Venezuela used to be a conference destination due to its privileged geographic situation. However, currently, things have slowed down.
What sort of training opportunities exist in Venezuela for language specialists? Are there established interpreting schools? Where will conference interpreters working in Venezuela have trained? Where do graduates of the schools go?
The Central University of Venezuela (UCV) offers a degree in interpreting and translation, which begins with language teaching. Students must choose a combination of two foreign languages from English, French, German, Italian, and Portuguese. Many of Avinc’s members were trained in the Central University and are excellent interpreters. Private institutions offering interpreting no longer exist owing to different market and commercial reasons. The Metropolitan University (in Caracas), The Arturo Michelena University (in Valencia), and the Andean University (in Mérida) offer translation courses, as well. The UCV has graduated over 300 professionals in the last 30 years of existence, most of which are currently active in the country and even in the United States, Canada and countries of the European Union. Many others have moved on to undertake managerial positions, teaching, and editorial activities.
What features do you think make Venezuela unique as an interpreting market? Are you familiar with any other markets that you could compare Venezuela with?
Our market is very small and shrinking, unlike that of neighboring countries, which are booming. We have no unique feature, and the topics of conferences are extremely varied.
How about AIIC or other interpreter associations? Is there much association activity in Venezuela?
Avinc is modeled after AIIC and TAALS. Many of our members also belong to these associations. Avinc was created to protect its members from unethical working conditions and is considered the benchmark for good practices in Venezuela.

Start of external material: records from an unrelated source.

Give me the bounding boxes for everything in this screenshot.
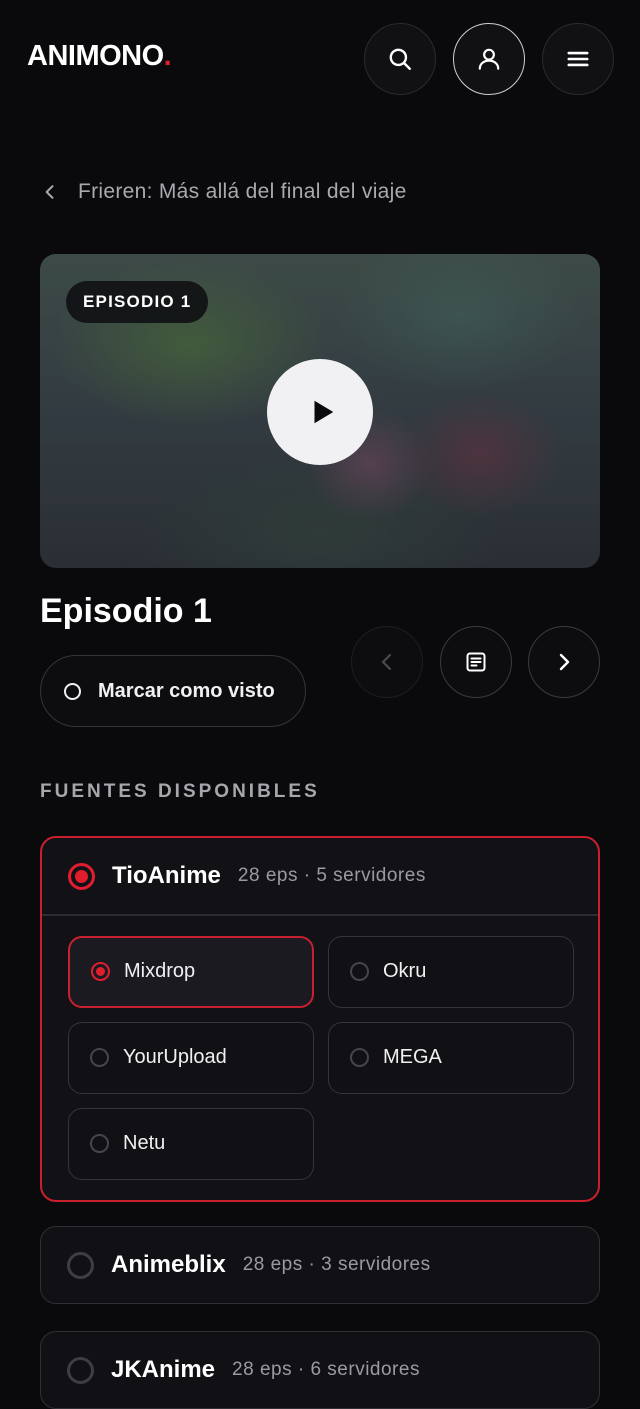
- server-option-okru[interactable]: Okru: [328, 935, 574, 1008]
- menu-button[interactable]: [542, 23, 614, 95]
- logo-dot: .: [163, 40, 172, 72]
- source-header[interactable]: Animeblix 28 eps · 3 servidores: [41, 1227, 599, 1303]
- source-card-animeblix[interactable]: Animeblix 28 eps · 3 servidores: [40, 1226, 600, 1304]
- source-header[interactable]: JKAnime 28 eps · 6 servidores: [41, 1332, 599, 1408]
- server-option-yourupload[interactable]: YourUpload: [68, 1021, 314, 1094]
- back-link[interactable]: Frieren: Más allá del final del viaje: [40, 176, 407, 208]
- episode-badge: EPISODIO 1: [66, 281, 209, 323]
- source-meta: 28 eps · 3 servidores: [242, 1254, 431, 1275]
- logo[interactable]: ANIMONO.: [27, 40, 172, 73]
- chevron-right-icon: [559, 653, 570, 671]
- server-option-mega[interactable]: MEGA: [328, 1021, 574, 1094]
- search-icon: [389, 48, 411, 70]
- source-header[interactable]: TioAnime 28 eps · 5 servidores: [42, 838, 598, 914]
- radio-icon: [350, 962, 369, 981]
- source-name: Animeblix: [111, 1251, 226, 1278]
- mark-watched-label: Marcar como visto: [98, 679, 275, 702]
- server-label: Okru: [383, 960, 427, 982]
- user-icon: [478, 48, 500, 70]
- server-label: MEGA: [383, 1046, 442, 1068]
- radio-icon: [67, 1356, 94, 1384]
- sources-heading: FUENTES DISPONIBLES: [40, 781, 320, 802]
- play-icon: [314, 400, 334, 424]
- anime-title: Frieren: Más allá del final del viaje: [78, 180, 407, 203]
- radio-selected-icon: [68, 862, 95, 890]
- top-header: ANIMONO.: [0, 0, 640, 118]
- prev-episode-button[interactable]: [351, 626, 423, 698]
- server-label: YourUpload: [123, 1046, 227, 1068]
- account-button[interactable]: [453, 23, 525, 95]
- source-name: TioAnime: [112, 862, 221, 889]
- logo-text: ANIMONO: [27, 40, 164, 72]
- server-option-netu[interactable]: Netu: [68, 1107, 314, 1180]
- mark-watched-button[interactable]: Marcar como visto: [40, 655, 306, 727]
- source-name: JKAnime: [111, 1356, 216, 1383]
- search-button[interactable]: [364, 23, 436, 95]
- chevron-left-icon: [381, 653, 392, 671]
- source-meta: 28 eps · 5 servidores: [237, 865, 426, 886]
- source-meta: 28 eps · 6 servidores: [232, 1359, 420, 1380]
- chevron-left-icon: [45, 185, 54, 199]
- radio-icon: [350, 1048, 369, 1067]
- episode-list-button[interactable]: [440, 626, 512, 698]
- server-label: Netu: [123, 1132, 166, 1154]
- video-player[interactable]: EPISODIO 1: [40, 254, 600, 568]
- source-card-jkanime[interactable]: JKAnime 28 eps · 6 servidores: [40, 1331, 600, 1409]
- next-episode-button[interactable]: [528, 626, 600, 698]
- server-label: Mixdrop: [124, 960, 196, 982]
- play-button[interactable]: [267, 359, 373, 465]
- radio-selected-icon: [91, 962, 110, 981]
- episode-list-icon: [466, 652, 486, 672]
- radio-icon: [67, 1251, 94, 1279]
- radio-icon: [90, 1134, 109, 1153]
- episode-title: Episodio 1: [40, 592, 212, 630]
- radio-icon: [90, 1048, 109, 1067]
- circle-icon: [64, 682, 81, 700]
- server-option-mixdrop[interactable]: Mixdrop: [68, 935, 314, 1008]
- source-card-tioanime: TioAnime 28 eps · 5 servidores Mixdrop O…: [40, 836, 600, 1202]
- menu-icon: [567, 51, 589, 67]
- server-grid: Mixdrop Okru YourUpload MEGA Netu: [42, 916, 598, 1200]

Our association organizes general interest talks and events for its members and holds regular meetings along the year. Currently, our President is Kirsten Runge, the Vice-President is Raquel Yaker, and the Secretary is María Pereda.
Venezuela is part of AIIC’s South American Region. Eleven of our members are also AIIC members. Two of our colleagues, Angélica Márquez and Martha Briceño, held the positions of AIIC South America’s Regional Bureau Council Member and Regional Secretary, respectively in 2008. In Venezuela, AIIC members’ meetings are usually organized together with Colombia and Ecuador.